El problema es que, con el auge del fast fashion, estas donaciones se han convertido con demasiada frecuencia en una forma más de deshacerse de la basura y el sistema no da abasto. Cada año se fabrican en el mundo 62 millones de toneladas de ropa, lo que supone entre 80,000 y 150,000 millones de prendas para vestir a 8,000 millones de personas.

Rara vez vemos las redes de personas que se ocupan de procesar, revender y, en última instancia, reutilizar las cosas que donamos, cadenas inmensas que rodean el planeta como un ovillo de hilo, transportando nuestras cosas no deseadas a personas de lugares como Afganistán, Togo o Bangladesh. Como todo lo que tiramos al bote de basura, se envía lejos, en este caso no se tira, sino que se dona.

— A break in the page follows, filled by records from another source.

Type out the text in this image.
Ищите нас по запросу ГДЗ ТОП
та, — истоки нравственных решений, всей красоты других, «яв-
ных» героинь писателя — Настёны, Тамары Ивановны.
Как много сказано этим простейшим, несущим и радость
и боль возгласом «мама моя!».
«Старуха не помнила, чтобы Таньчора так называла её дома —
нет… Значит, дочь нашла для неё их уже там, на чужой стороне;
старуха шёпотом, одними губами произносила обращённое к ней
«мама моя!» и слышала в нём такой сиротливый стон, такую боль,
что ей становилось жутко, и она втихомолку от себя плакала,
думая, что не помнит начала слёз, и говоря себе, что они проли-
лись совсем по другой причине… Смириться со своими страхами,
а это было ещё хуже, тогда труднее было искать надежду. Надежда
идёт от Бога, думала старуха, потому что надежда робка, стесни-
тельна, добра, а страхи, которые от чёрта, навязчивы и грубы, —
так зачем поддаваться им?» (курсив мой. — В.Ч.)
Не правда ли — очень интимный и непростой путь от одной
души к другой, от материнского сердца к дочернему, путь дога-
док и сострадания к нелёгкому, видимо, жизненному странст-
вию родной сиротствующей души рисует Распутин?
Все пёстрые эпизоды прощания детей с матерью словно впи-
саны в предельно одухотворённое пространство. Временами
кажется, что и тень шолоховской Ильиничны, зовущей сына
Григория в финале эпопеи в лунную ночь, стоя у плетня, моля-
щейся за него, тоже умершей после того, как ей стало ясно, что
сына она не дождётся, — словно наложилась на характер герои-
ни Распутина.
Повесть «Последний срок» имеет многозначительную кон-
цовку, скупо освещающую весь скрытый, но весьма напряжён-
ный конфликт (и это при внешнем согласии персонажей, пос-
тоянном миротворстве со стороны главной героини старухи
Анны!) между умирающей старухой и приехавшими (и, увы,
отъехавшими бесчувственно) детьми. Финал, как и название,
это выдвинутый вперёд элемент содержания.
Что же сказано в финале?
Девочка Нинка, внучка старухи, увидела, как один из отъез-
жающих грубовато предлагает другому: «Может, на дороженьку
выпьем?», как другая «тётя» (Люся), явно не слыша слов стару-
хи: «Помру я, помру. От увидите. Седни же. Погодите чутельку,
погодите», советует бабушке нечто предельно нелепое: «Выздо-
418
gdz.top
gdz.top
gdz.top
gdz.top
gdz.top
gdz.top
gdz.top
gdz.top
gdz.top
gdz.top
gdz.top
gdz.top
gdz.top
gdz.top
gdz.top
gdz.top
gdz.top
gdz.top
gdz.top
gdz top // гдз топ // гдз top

Quería seguir ese hilo, rastreando el movimiento de las donaciones a través de los comerciantes textiles que las envían, y luego trazando los sorprendentes lugares a los que va a parar esa ropa. Así fue como, un día de primavera del año pasado, acabé en un vuelo con destino a África Occidental.

El destino de la ropa que nadie quiere

Sábado en Accra, la capital de Ghana. Día de mercado. Los compradores abarrotan las calles del distrito comercial central, las carreteras atascadas de puestos y vendedores ambulantes. Cuando se busca ropa de segunda mano en Accra, únicamente hay un destino: Kantamanto, el mayor mercado de ropa de segunda mano de Ghana, y quizá de África Occidental. Cada semana, 15 millones de prendas se mueven por Kantamanto, donde unos 30,000 comerciantes se hacinan en apenas siete claustrofóbicas hectáreas. La mayor parte llega a través de buques portacontenedores, tras haber sido donada a organizaciones benéficas de Europa y Norteamérica. Desde aquí, la ropa se extenderá por Ghana y cruzará fronteras, hasta Costa de Marfil, Togo, Níger, Benín y más allá.

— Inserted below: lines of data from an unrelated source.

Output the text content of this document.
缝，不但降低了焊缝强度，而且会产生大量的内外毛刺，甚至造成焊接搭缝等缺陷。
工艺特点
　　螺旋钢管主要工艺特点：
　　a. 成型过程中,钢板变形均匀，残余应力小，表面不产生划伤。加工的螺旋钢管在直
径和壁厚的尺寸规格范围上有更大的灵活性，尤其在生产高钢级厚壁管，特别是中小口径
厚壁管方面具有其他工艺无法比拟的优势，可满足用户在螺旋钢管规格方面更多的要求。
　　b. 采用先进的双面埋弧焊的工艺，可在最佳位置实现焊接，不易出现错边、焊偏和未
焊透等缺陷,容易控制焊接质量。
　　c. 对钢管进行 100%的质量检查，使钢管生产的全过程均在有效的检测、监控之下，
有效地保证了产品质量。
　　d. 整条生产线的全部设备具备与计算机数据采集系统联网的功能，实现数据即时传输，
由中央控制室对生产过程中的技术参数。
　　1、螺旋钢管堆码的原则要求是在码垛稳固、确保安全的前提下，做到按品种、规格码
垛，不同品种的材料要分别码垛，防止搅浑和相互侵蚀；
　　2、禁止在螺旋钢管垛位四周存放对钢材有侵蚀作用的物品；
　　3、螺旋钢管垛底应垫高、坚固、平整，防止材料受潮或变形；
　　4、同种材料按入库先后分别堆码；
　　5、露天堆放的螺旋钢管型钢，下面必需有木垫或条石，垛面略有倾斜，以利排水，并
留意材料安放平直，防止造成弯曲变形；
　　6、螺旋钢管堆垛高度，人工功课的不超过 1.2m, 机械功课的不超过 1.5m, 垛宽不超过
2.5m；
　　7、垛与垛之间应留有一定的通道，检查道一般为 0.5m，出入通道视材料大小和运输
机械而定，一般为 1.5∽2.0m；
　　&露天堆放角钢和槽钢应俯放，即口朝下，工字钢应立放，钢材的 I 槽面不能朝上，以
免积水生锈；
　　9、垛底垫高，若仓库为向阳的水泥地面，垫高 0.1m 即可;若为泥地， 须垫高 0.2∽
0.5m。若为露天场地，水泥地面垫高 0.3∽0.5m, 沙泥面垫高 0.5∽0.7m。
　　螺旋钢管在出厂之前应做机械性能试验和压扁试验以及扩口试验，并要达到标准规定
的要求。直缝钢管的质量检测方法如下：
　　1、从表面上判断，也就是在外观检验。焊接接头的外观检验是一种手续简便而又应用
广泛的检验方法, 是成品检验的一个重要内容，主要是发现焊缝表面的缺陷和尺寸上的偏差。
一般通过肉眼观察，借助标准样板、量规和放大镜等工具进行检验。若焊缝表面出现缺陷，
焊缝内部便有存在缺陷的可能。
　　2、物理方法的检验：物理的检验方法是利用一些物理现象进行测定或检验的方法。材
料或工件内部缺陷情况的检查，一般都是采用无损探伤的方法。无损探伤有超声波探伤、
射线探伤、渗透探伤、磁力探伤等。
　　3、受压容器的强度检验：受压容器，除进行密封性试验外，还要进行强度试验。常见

El comercio de segunda mano en Ghana y en toda África Occidental se disparó en las décadas de 1980 y 1990, cuando las organizaciones benéficas occidentales inundaron África con ropa destinada tanto a la recaudación de fondos como a la ayuda. Cuando los textiles de segunda mano llegaron por primera vez a Ghana, la población local no tenía experiencia alguna de tal despilfarro. De hecho, suponían que los dueños de la ropa debían de haber muerto, lo que dio lugar a la frase en akan que aún se lee en una de las entradas de Kantamanto: Obroni wawu, que se traduce a “ropa de hombre blanco muerto”. (En Tanzania, la ropa de segunda mano también se llama a veces kafa ulaya, o “ropa de europeos muertos”). Pero las donaciones, por bienintencionadas que sean, han hecho tanto mal como bien. Incapaces de competir con la avalancha de productos baratos que entraba en África, los sectores locales de fabricación textil se hundieron. Entre 1975 y 2000, el número de personas que trabajaban en el sector textil en Ghana se redujo en un 75%. Las empresas simplemente no podían competir en precio con un producto que la gente desechaba.

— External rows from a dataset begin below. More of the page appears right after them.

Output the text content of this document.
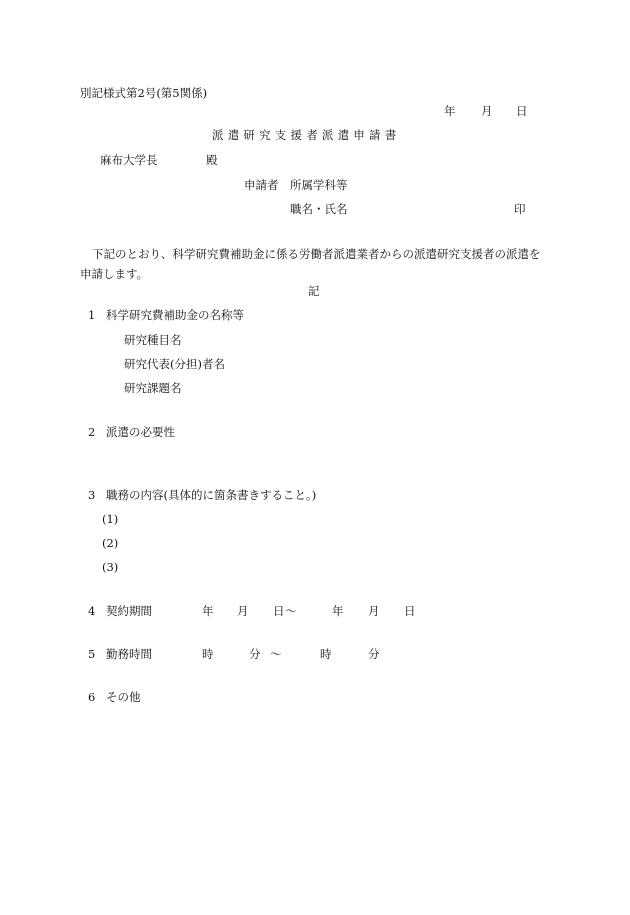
別記様式第2号(第5関係)
年 月 日
派遣研究支援者派遣申請書
麻布大学長	殿
申請者 所属学科等
職名・氏名	印
下記のとおり、科学研究費補助金に係る労働者派遣業者からの派遣研究支援者の派遣を申請します。
記
1 科学研究費補助金の名称等
研究種目名
研究代表(分担)者名
研究課題名
2 派遣の必要性
3 職務の内容(具体的に箇条書きすること。)
(1)
(2)
(3)
4 契約期間	年 月 日 〜	年 月 日
5 勤務時間	時	分 〜	時	分
6 その他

Yayra Agbofah y Kwamena Dadzie Boison, fundadores de The Revival.Cortesía

Estoy aquí para reunirme con Yayra Agbofah y Kwamena Dadzie Boison, cofundadores de The Revival, una marca de moda ghanesa especializada en el reciclaje de ropa de segunda mano. Yayra, director creativo de The Revival, es un hombre alto y elegante, con predilección por los sombreros de ala ancha y los pantalones anchos. Kwamena, el más delgado y tranquilo de los dos, con una barba cuidada y gusto por los anillos, es el jefe de diseño de la marca. Juntos, son dos de los hombres con más estilo que he conocido. Hoy ambos están vestidos de negro de pies a cabeza, Yayra con una de las camisetas de The Revival en la que se lee: ghana upcycling department.

Yayra lleva comprando en Kantamanto desde que era un adolescente: “De pequeño quería vestir a la moda, pero no pertenecía a una familia rica que pudiera permitirse el tipo de ropa que yo quería”, explica, “así que empecé a cambiar o rediseñar cosas que me daban mi hermano y mis amigos. Luego mi hermano me presentó Kantamanto, y me enamoré del mercado de segunda mano”.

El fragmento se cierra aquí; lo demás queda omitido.